Using Rancher Authentication as a openvpn backend

Hello Rancheros,

I was trying to setup the catalog entry “openvpn HTTP Basic” and i was wondering if there is any way to use rancher authentication mechanism to authentify against ?

Using the api we were able to authenticate in a given environment using APIs keys, but this is not very handy and i would like to recycle the usernames and password used in rancher. Thus, if you give a user access to the rancher UI, you give it access to the internal VPN. That makes sense (at least for my needs).

If possible then what happen if you have setup a github authentication ? an ldap authentication ?

Cheers
Frederic

I’ve submitted a pull request that enables this feature against a Rancher server running in local user mode.

Hi Scott,

Thanxs for that. We also discussed it with Alexis (who commited the openvpn catalog entry) and we agreed it could be a nice feature.

Will definitly try it out.

Cheers

If you just want to check it out before it is merged you can install an openvpn-httpbasic stack then upgrade using the gui and change to docker hub image missionmode/rancher-openvpn:latest and change the AUTH_METHOD variable:

AUTH_RANCHERLOCAL_URL: https://rancher.example.com/v1/token
AUTH_METHOD: rancherlocal

I also found that adding:

OPENVPN_EXTRACONF: push "route 10.x.0.0 255.255.0.0"

To the environment causes the extra route to get added (the 10.x.0.0 would be from the AWS vpc or something)

Hi there !

Thanks to sra, and as asked by webofmars, i pushed a new catalog entry in community catalog : openvpn-rancherlocal (OpenVPN Rancher)

Let me know if you encounter some problems.

Cheers

It looks like this is only authenticating that you have an account, not that your account is a member of the particular Environment (project in the API) that the VPN stack is running in.

Yes ! It would be nice indeed to have the choice of restricting users that have an access to current env (and why not with a minimal role like user/operator/owner …)

I’ll check it out asap.

Thanks !

Hi,

Thanxs all for the work. The restriction feature could be very interresting indeed but for our needs the 1st step is already a big one.

Another idea could be to check if it’s possible to leverage on rancher SSO with github or Active Directory (but if you go AD you already have another backend so maybe not usefull).

I will try to look through the code for that point.

Cheers
frederic @ webofmars

Oh, yes.

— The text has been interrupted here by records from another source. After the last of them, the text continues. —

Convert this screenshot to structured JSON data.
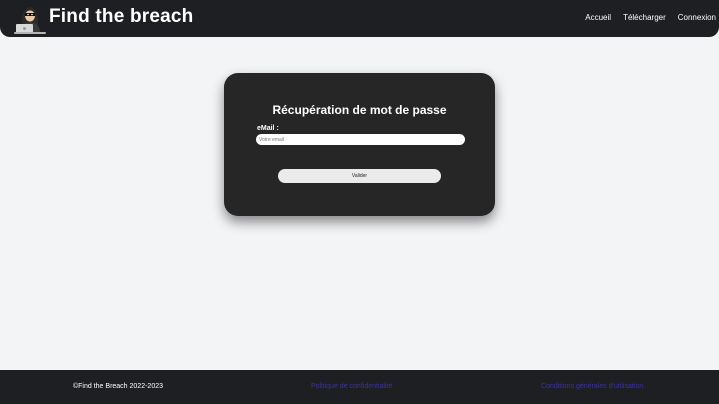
{
  "header": {
    "logo_icon": "hacker-with-laptop-icon",
    "site_title": "Find the breach",
    "nav": {
      "home": "Accueil",
      "download": "Télécharger",
      "login": "Connexion"
    }
  },
  "form": {
    "title": "Récupération de mot de passe",
    "email_label": "eMail :",
    "email_placeholder": "Votre email",
    "email_value": "",
    "submit_label": "Valider"
  },
  "footer": {
    "copyright": "©Find the Breach 2022-2023",
    "privacy_link": "Politique de confidentialité",
    "terms_link": "Conditions générales d'utilisation"
  },
  "colors": {
    "header_bg": "#1e1f22",
    "card_bg": "#262626",
    "page_bg": "#f3f4f6",
    "footer_link": "#3a32a8"
  }
}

I didn’t even think about that :smiley:

@AlexisDucastel, if you push a new version for the catalog, could you make the text hint for the URL have the /v1/token postfix? Right now if someone uses that catalog entry they will likely leave that part off.

Even better, I suppose making the localrancher function in the python code deal with either case would be even better user experience. If you think so, I can add that bit. Let me know.

@sra , in fact, the hint doesn’t expose the /v1/token postfix because i’ve written it the hard way in the docker-compose.yml (docker-compose on github at line 15)

It would be great to get the ability to choose a right level for accessing vpn, like :

  • account = user must have a valid account in Rancher API
  • readonly = user must have a valid account and a role “readonly” or greater in current VPN environment
  • restricted =user must have a valid account and a role “restricted” or greater in current VPN environment
  • member = user must have a valid account and a role “member” or greater in current VPN environment
  • owner = user must have a valid account and a role “owner” in current VPN environment

Does it make sense ?

Furthermode, @vincent is there a way to discover current VPN environment identifier via metadata api ? (169.254.169.250)
And finally, is there a way to hit the rancher api through the rancher managed network (like metadata api), in order to remove the need to declare rancher api URL ?

Yes, I know, it’s a lot of questions in one post !! sorry about that :wink:

Oh! Clever. I didn’t notice that the URL was completed in the compose file - that is a better way of doing it.

I think that the different types of account could be done fairly easily - the return value of the POST to /v1/token has a JSON object that has a bunch of information about the account. This stuff might have what is needed. I only have access to a localauthconfig version of rancher, but you can check it out with your own.

curl -XPOST -d authProvider=localauthconfig -d code=user:pw https://rancher.example.com/v1/token | json_pp

I think providing the functionality other than “account” will require further API requests against the server. You can get the environment key via

curl rancher-metadata/latest/self/stack/environment_uuid

I looked through the metadata available using curl rancher-metadata/latest and there isn’t any entry that shows the URL of the server that is managing it.

If you add this to the service:

labels:
  io.rancher.container.create_agent: true
  io.rancher.container.agent.role: environment

Then you will get CATTLE_URL, CATTLE_ACCESS_KEY, and CATTLE_SECRET_KEY environment variables inside the container(s) which you can use to hit the API (as the environment you are running in, and with access to only it) to make any calls you want.